Requires, subject to exception, a presiding hearing officer to transmit to the Commission any settlement offer.

Directs the Commission to establish a permanent product surveillance program in cooperation with other appropriate Federal agencies to: (1) carry out its responsibilities under this Act; and (2) prevent the entry of unsafe consumer products into U.S. commerce.

Increases civil penalties imposed under the CPSA on persons who violate consumer product safety requirements. Adds civil penalties to the criminal penalties imposed in connection with violations of the FHSA and the FFA. Provides for automatic increases in the maximum authorized civil penalties under the Acts, based on increases in the Consumer Price Index.

Allows appointment of employees of the National Institutes of Health, the National Toxicology Program, and the National Center for Toxicological Research to be appointed to the Chronic Hazard Advisory Panel.

Authorizes appropriations to carry out the CPSA.

Amends the FHSA and the FFA to empower an attorney general of a State who alleges a violation under those Acts to bring a civil action for enforcement.

Mandates a feasibility study on requiring entities subject to the CPSA to pay for Commission services.

Title II: Related Provisions - Requires the Commission to: (1) pursue its pending proceedings to establish a safety standard for cigarette lighters; and (2) report to the Congress on its activities to reduce exposure of individuals to indoor air pollutants.

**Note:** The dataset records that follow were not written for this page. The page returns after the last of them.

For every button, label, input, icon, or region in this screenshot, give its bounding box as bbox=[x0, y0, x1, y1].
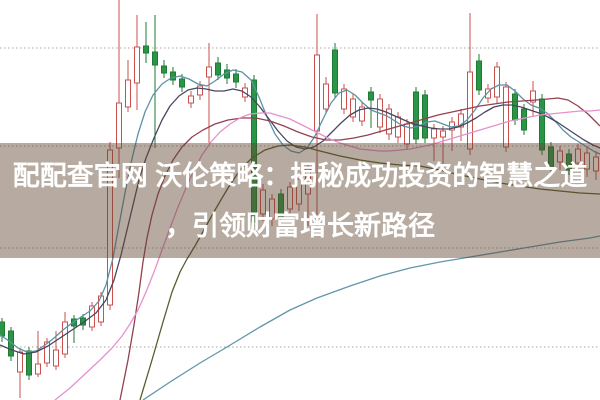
candle-body bbox=[62, 321, 68, 355]
candle-body bbox=[53, 349, 59, 367]
candle-body bbox=[566, 153, 572, 171]
candle-body bbox=[107, 149, 113, 306]
candle-body bbox=[440, 130, 446, 138]
candle-body bbox=[521, 108, 527, 131]
candle-body bbox=[44, 341, 50, 364]
candle-body bbox=[575, 148, 581, 164]
candle-body bbox=[296, 178, 302, 205]
candle-body bbox=[557, 150, 563, 163]
candle-body bbox=[278, 193, 284, 218]
candle-body bbox=[332, 49, 338, 94]
candle-body bbox=[386, 108, 392, 135]
candle-body bbox=[368, 91, 374, 101]
candle-body bbox=[26, 350, 32, 376]
candle-body bbox=[305, 168, 311, 195]
candle-body bbox=[0, 321, 5, 337]
candle-body bbox=[170, 71, 176, 81]
candle-body bbox=[485, 88, 491, 99]
candle-body bbox=[287, 186, 293, 210]
candle-body bbox=[350, 98, 356, 118]
candle-body bbox=[152, 51, 158, 66]
candle-body bbox=[215, 62, 221, 76]
candle-body bbox=[422, 94, 428, 139]
candle-body bbox=[206, 66, 212, 78]
ma-slow-olive bbox=[139, 144, 600, 400]
candle-body bbox=[161, 65, 167, 74]
candle-body bbox=[530, 90, 536, 103]
candle-body bbox=[116, 102, 122, 149]
candle-body bbox=[458, 113, 464, 128]
ma-mid-navy bbox=[0, 87, 600, 355]
candle-body bbox=[341, 88, 347, 110]
candle-body bbox=[233, 73, 239, 83]
candle-body bbox=[512, 93, 518, 121]
candle-body bbox=[503, 86, 509, 148]
candle-body bbox=[179, 78, 185, 88]
candle-body bbox=[71, 318, 77, 327]
candle-body bbox=[548, 146, 554, 169]
candle-body bbox=[269, 198, 275, 220]
ma-slow-pink bbox=[54, 109, 600, 400]
candle-body bbox=[359, 106, 365, 122]
candle-body bbox=[17, 351, 23, 373]
headline-overlay-band: 配配查官网 沃伦策略：揭秘成功投资的智慧之道 ，引领财富增长新路径 bbox=[0, 143, 600, 258]
candle-body bbox=[143, 45, 149, 54]
candle-body bbox=[188, 95, 194, 104]
candle-body bbox=[314, 54, 320, 132]
candle-body bbox=[476, 60, 482, 91]
candle-body bbox=[134, 46, 140, 84]
headline-line-1: 配配查官网 沃伦策略：揭秘成功投资的智慧之道 bbox=[12, 160, 588, 191]
ma-slowest-blue bbox=[142, 235, 600, 400]
candle-body bbox=[323, 83, 329, 110]
candle-body bbox=[260, 189, 266, 215]
candle-body bbox=[467, 71, 473, 150]
candle-body bbox=[593, 156, 599, 172]
headline-line-2: ，引领财富增长新路径 bbox=[165, 210, 435, 241]
candle-body bbox=[413, 91, 419, 140]
candle-body bbox=[251, 79, 257, 223]
candle-body bbox=[197, 85, 203, 96]
candle-body bbox=[125, 79, 131, 108]
candle-body bbox=[431, 128, 437, 139]
candle-body bbox=[494, 66, 500, 98]
candle-body bbox=[8, 330, 14, 357]
candle-body bbox=[35, 363, 41, 375]
candle-body bbox=[584, 152, 590, 170]
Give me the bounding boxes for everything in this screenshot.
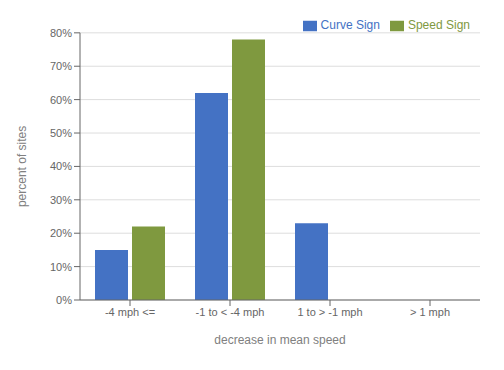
html-text:Speed Sign: Speed Sign [407, 18, 470, 32]
svg-text:50%: 50% [50, 127, 72, 139]
svg-text:-4 mph <=: -4 mph <= [105, 306, 155, 318]
svg-text:80%: 80% [50, 27, 72, 39]
html-text:Curve Sign: Curve Sign [320, 18, 380, 32]
svg-text:> 1 mph: > 1 mph [410, 306, 450, 318]
svg-text:60%: 60% [50, 94, 72, 106]
svg-text:0%: 0% [56, 294, 72, 306]
svg-text:40%: 40% [50, 160, 72, 172]
svg-text:70%: 70% [50, 60, 72, 72]
svg-text:decrease in mean speed: decrease in mean speed [214, 333, 345, 347]
svg-text:30%: 30% [50, 194, 72, 206]
svg-text:10%: 10% [50, 261, 72, 273]
svg-text:-1 to < -4 mph: -1 to < -4 mph [196, 306, 265, 318]
svg-text:1 to > -1 mph: 1 to > -1 mph [297, 306, 362, 318]
svg-text:20%: 20% [50, 227, 72, 239]
svg-text:percent of sites: percent of sites [15, 126, 29, 207]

Requires each automatic residential garage door opener manufactured after specified dates for sale in the United States to conform to certain entrapment protection standards. Sets forth labeling requirements. Requires notification by manufacturers to the public of the potential for garage door entrapment.

Mandates a study of the effectiveness of aversive agents in deterring ingestion of hazardous products.